The design pattern/mechanic angle is also so popular because (video) games really do consist of segmented units that can be replaced independently by other patterns. For example: the player’s energy level really is just a number, and thus any pattern or mechanic that can output a number can be brought to bear on the player’s energy level.
Hence video game genres are quite openly promiscuous about borrowing patterns and mechanics, with (say) infinite runner games suddenly borrowing inventories and character stats from role-playing games in order to facilitate microtransactions. And so on. Therefore the interest in these smaller units.
This is not to say that video game genre should not be studied more, just that these are the reasons why genre has not been the first choice for analyzing video games, or for considering developer or player expectations.
[1] Greg Costikyan, Game Styles, Innovation, and New Audiences: An Historical View, 2005, http://www.darkshire.net/jhkim/rpg/theory/styles.html.
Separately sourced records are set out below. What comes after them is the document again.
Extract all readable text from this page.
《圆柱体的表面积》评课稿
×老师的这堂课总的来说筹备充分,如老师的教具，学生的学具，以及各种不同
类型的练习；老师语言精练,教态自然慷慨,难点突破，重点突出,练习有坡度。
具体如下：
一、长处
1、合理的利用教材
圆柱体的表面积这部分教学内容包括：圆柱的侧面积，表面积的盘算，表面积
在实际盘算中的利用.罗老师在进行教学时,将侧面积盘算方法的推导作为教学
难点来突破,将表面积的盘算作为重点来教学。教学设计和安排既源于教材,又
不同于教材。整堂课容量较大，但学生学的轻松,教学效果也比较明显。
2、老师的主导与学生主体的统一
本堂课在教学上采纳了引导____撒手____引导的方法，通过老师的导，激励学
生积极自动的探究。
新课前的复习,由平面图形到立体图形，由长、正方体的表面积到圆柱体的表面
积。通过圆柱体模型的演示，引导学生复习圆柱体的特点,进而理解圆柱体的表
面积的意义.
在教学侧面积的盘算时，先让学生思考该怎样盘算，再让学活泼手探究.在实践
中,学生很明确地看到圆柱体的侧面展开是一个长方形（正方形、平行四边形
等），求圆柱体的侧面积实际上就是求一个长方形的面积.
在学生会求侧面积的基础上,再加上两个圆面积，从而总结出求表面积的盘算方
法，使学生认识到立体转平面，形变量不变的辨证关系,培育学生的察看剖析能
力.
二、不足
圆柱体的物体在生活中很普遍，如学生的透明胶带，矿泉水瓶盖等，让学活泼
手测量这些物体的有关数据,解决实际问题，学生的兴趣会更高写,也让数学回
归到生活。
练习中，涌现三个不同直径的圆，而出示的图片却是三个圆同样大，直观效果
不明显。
[2] Thomas H. Apperley, “Genre and Game Studies: Toward a Critical Approach to Video Game Genres,” Simulation & Gaming 37, no. 1 (2006): 6–23.
[3] Dominic Arsenault, “Video Game Genre, Evolution and Innovation,” Eludamos: Journal for Computer Game Culture 3, no. 2 (2009), http://www.eludamos.org/index.php/eludamos/article/viewArticle/65.
[4] Tzvetan Todorov, “The Origin of Genres,” trans. Richard M. Berrong, New Literary History 8, no. 1 (October 1, 1976): 159–70, doi:10.2307/468619.
[5] Jason Mittell, Genre and Television (New York: Routledge, 2004).